The decision to postpone the Victory Day Parade amid the coronavirus pandemic was a very hard choice for Russian President Vladimir Putin, Kremlin Spokesman Dmitry Peskov said on Monday.

"I believe that these decisions were really hard for him," Peskov said in an interview with the Argumenty i Fakty weekly, commenting on the Kremlin’s decision to postpone the Victory Day Parade devoted to the 75th anniversary of the Soviet Union’s Victory over Nazi Germany in the 1941-1945 Great Patriotic War.

"But this concerns the life and health of people. This relates to an unprecedented danger," the Kremlin spokesman stressed.

"Of course, we have been confronted with epidemiological dangers many times over the past twenty years: atypical pneumonia, the avian flu and so on," Peskov explained.

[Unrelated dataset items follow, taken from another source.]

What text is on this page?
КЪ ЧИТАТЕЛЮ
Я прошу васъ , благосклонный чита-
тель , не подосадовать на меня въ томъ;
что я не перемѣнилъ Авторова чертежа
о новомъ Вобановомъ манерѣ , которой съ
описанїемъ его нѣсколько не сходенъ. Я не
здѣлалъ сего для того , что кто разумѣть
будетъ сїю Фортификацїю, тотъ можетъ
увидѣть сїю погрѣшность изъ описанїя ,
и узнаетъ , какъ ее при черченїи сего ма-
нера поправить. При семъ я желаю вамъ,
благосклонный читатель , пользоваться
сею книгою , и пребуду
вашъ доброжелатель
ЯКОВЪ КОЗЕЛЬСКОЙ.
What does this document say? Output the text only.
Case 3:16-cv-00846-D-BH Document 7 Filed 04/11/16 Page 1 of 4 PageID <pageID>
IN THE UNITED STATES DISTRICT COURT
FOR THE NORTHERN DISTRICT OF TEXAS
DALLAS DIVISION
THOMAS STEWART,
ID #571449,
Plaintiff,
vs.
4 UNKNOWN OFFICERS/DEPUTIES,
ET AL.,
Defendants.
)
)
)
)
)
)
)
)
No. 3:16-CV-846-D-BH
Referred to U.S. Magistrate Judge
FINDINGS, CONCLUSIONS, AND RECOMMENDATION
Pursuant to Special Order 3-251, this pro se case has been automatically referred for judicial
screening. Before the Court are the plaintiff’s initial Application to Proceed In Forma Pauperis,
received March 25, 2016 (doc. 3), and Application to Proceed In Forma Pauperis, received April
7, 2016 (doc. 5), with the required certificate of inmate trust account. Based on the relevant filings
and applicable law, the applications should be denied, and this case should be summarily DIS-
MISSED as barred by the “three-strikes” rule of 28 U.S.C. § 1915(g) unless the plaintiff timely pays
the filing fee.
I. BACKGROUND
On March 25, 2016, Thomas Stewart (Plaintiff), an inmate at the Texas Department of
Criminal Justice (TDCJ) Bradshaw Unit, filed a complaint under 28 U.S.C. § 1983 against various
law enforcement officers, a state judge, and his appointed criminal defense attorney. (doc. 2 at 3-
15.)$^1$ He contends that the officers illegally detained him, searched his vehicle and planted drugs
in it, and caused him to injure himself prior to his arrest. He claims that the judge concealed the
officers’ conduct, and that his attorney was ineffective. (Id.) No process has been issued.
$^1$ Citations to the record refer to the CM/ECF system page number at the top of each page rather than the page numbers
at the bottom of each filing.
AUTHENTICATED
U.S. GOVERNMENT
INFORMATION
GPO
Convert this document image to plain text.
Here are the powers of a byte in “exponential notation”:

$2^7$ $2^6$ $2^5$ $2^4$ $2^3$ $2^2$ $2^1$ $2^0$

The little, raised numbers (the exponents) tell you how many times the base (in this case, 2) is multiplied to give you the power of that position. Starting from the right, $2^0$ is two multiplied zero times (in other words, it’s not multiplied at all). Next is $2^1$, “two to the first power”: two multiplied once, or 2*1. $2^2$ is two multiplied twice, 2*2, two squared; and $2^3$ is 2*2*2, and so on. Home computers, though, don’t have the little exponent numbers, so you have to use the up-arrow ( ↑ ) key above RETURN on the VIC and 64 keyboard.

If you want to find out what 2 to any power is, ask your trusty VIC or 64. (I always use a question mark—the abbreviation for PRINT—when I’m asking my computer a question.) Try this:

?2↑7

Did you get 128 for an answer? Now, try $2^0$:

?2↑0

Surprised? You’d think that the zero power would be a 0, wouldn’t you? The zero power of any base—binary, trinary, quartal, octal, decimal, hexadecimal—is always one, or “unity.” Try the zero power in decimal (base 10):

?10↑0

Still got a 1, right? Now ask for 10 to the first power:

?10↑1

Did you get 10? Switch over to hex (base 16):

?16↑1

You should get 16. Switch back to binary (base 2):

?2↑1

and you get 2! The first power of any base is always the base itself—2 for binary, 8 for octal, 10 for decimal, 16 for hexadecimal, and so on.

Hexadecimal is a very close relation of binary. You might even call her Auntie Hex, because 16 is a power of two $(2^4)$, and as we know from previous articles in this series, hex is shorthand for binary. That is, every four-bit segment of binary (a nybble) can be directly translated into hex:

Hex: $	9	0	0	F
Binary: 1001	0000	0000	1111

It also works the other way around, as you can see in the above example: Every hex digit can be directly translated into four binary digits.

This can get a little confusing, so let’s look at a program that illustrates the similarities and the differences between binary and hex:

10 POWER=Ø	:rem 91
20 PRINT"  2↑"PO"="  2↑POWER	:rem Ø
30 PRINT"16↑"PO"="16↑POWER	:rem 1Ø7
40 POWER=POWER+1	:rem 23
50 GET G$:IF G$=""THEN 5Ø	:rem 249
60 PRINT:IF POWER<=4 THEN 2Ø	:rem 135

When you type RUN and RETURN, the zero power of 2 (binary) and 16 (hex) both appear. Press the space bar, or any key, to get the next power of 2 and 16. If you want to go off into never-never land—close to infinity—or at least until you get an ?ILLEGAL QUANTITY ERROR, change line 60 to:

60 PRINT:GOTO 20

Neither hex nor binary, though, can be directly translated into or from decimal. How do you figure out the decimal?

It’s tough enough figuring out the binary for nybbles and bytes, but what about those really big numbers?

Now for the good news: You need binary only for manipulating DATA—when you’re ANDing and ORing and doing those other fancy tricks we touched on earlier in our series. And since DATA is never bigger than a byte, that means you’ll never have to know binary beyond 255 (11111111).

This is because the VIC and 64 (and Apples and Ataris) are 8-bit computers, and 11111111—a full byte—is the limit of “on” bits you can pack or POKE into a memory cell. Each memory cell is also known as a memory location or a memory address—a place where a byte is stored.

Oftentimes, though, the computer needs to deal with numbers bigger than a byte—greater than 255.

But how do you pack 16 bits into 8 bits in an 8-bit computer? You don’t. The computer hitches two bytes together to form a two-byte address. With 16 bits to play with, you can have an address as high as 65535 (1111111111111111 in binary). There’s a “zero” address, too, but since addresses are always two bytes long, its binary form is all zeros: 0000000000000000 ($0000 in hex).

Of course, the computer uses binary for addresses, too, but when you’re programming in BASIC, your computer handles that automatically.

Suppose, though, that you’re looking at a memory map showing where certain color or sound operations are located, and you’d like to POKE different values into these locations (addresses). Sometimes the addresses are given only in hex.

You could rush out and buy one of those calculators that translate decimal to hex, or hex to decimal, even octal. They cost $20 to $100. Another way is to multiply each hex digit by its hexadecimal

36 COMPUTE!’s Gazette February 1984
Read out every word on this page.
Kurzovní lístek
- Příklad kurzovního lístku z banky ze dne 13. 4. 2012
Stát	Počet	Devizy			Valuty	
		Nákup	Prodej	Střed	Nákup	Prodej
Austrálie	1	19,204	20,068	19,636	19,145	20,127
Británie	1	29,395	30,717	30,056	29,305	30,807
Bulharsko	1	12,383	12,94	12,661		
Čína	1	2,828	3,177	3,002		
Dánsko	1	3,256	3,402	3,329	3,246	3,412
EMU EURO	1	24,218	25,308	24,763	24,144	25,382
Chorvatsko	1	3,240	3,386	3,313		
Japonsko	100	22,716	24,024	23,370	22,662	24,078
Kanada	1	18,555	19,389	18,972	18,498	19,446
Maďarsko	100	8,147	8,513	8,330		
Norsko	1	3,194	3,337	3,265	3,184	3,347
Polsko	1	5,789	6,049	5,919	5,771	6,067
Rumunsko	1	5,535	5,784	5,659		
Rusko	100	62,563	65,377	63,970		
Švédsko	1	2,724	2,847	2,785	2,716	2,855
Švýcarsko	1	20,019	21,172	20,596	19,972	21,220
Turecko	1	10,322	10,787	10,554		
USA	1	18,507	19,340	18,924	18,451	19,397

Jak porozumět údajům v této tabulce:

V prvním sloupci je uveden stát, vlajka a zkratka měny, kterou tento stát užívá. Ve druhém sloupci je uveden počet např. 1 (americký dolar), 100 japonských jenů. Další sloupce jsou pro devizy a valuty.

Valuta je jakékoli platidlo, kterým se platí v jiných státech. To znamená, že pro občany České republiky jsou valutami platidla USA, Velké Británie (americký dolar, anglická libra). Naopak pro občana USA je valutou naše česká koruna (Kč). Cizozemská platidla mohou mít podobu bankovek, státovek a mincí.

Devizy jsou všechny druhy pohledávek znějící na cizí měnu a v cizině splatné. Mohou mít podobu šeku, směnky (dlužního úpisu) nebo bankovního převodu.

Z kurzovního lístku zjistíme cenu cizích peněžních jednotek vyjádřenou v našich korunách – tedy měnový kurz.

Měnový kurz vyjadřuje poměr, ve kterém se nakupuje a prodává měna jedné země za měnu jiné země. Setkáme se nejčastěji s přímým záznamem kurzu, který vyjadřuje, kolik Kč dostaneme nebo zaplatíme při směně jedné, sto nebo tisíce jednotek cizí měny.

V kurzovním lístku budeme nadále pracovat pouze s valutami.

As the Kremlin spokesman said, "the current challenge is unusual and it has required such decisions, which could not have been imagined just several months ago."

The Russian president announced his decision on April 16 to postpone the Victory Day Parade because the preparations for it could not be carried out amid the coronavirus spread. Putin pledged that the Victory Day would be celebrated in Russia later this year.